Blagojevich denies check’s connection
October 6, 2006
CHICAGO – For months, Gov. Rod Blagojevich has been fending off accusations he bungled government programs and awarded jobs and contracts to contributors and cronies. But suddenly, one issue has cut through the clutter: a $1,500 gift to one of his daughters.
The check came from a lifelong Blagojevich friend, and it arrived soon after the friend’s wife got a state job.
The governor has said he is unsure whether it was a birthday gift for one daughter or a christening gift for another, but he insisted it had no connection to the job. At the same time, he acknowledged asking his chief of staff to help the woman.
With just weeks to go before Election Day, the $1,500 check has gotten voters’ attention in a way some of the other allegations – involving audits, contracts and bureaucratic procedure – haven’t.
“People think, `My kid never got $1,500; there must be something wrong here,”‘ said Cindi Canary, executive director of the Illinois Campaign for Political Reform.
Get The Daily Illini in your inbox!
Blagojevich, a Democrat running for a second term, got elected four years ago as a reformer promising to clean up state government, but his administration has been mired in controversy for doling out jobs and contracts to the politically connected.
The race is playing out against a backdrop of political corruption, with convictions at Chicago’s City Hall, an FBI raid on Cook County’s government offices and the recent sentencing of Blagojevich’s predecessor, Republican Gov. George Ryan, to more than six years in prison for graft.
Blagojevich’s GOP opponent, Judy Baar Topinka, is using the $1,500 check to paint him as corrupt. She is running an ad that shows Blagojevich fumbling to answer questions about the money. And at a recent debate, her supporters held up huge, fake checks and shouted, “Hooray for birthdays!”
While it is not illegal in itself for Blagojevich’s family to accept a gift from a friend, it would be if the money was a thank-you for the new job.
The governor’s office initially said the check was a gift for his older daughter, Amy, on her seventh birthday in 2003. Blagojevich later told reporters it might have been a gift for his younger daughter, Annie, who was christened about the same time.
Blagojevich said there is nothing odd about his close friend Michael Ascaridis giving such a large gift. At the same time, pleading a faulty memory, he would not say whether Ascaridis has given similar gifts in the past.
Ascaridis has told the Chicago Tribune, which first reported the gift Sept. 10, that the money had no connection to his wife’s new state job.
Still, the notion of a $1,500 check for a child seems fishy to some voters.
“You can go buy her something, or a gift card or whatever,” said Matthew Sardo, owner of a Chicago comic book shop.
Chicagoan Robert Douglas said he doesn’t believe Blagojevich, especially given Illinois’ tawdry history of political corruption.

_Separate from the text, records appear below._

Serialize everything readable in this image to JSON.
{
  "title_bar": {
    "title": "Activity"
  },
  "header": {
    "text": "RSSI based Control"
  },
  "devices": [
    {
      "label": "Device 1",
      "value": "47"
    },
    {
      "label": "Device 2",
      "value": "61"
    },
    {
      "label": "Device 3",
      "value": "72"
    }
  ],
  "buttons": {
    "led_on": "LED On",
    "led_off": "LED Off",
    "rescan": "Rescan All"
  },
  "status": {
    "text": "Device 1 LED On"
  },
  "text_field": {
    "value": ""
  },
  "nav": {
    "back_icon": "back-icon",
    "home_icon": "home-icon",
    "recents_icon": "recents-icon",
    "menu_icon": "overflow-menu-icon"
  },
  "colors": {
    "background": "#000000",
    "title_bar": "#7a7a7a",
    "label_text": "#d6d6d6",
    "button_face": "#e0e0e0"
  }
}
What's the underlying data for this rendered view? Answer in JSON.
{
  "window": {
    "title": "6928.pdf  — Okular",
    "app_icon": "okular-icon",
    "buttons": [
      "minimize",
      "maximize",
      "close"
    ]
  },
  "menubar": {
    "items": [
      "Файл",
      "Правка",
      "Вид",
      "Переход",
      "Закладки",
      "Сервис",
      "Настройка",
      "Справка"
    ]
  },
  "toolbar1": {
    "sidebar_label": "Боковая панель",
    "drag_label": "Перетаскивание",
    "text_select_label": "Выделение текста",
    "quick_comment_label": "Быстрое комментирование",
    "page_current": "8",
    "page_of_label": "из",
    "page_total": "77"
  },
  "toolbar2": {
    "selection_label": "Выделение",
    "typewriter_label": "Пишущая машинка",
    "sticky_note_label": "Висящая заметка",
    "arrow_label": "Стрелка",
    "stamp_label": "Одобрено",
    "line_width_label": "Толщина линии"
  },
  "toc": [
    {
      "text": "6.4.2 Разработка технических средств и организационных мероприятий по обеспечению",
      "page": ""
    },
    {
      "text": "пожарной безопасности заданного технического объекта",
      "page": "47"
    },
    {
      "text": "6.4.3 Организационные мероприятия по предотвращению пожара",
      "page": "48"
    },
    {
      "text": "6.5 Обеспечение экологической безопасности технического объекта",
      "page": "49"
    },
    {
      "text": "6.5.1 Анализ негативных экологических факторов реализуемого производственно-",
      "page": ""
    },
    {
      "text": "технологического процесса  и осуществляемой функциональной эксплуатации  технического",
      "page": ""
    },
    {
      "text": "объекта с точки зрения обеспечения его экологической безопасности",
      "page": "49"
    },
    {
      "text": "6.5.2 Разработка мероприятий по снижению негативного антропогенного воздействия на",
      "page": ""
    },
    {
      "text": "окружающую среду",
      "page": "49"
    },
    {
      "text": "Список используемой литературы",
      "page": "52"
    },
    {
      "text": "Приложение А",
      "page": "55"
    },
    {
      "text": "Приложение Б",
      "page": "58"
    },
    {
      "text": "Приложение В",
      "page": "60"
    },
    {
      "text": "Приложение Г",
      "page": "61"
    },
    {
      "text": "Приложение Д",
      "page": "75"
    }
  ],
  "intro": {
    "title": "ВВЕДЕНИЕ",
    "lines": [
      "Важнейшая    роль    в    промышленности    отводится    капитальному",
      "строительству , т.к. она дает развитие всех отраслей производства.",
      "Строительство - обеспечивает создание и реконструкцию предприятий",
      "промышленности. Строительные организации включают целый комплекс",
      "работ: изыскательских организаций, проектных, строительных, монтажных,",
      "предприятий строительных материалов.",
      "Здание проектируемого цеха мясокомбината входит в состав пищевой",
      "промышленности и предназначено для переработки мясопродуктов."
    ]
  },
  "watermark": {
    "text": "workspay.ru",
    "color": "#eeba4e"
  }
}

“Every time I look around, another politician is doing something,” the 48-year-old customer service representative said. “Look at George Ryan – they finally caught up with him.”
Blagojevich has not been charged with any crime, but U.S. Attorney Patrick Fitzgerald said this summer that he is investigating “very serious allegations of endemic hiring fraud” in the Blagojevich administration.
Also, the state auditor has issued report after report alleging mismanagement by Blagojevich – including spending $1 million on a prescription-drug program that violates federal law and agreeing to import foreign flu vaccine even after being told the vaccine would not be allowed into the country.
The Blagojevich administration has denied any wrongdoing, saying any management problems were minor flaws in ambitious attempts to improve the lives of Illinoisans. Blagojevich’s defenders also note that he helped pass some of the most important ethics legislation in Illinois history.
Pollster Del Ali said the check furor might sway voters in a tight race. But this one isn’t close, with the polls sometimes showing Blagojevich with a double-digit lead. “I don’t think this thing is going to stick at all,” Ali said.
R. O’Donnell, who owns a Chicago media public relations company, said the gift doesn’t matter to him, and he plans to vote for Blagojevich.
“His record speaks,” O’Donnell said.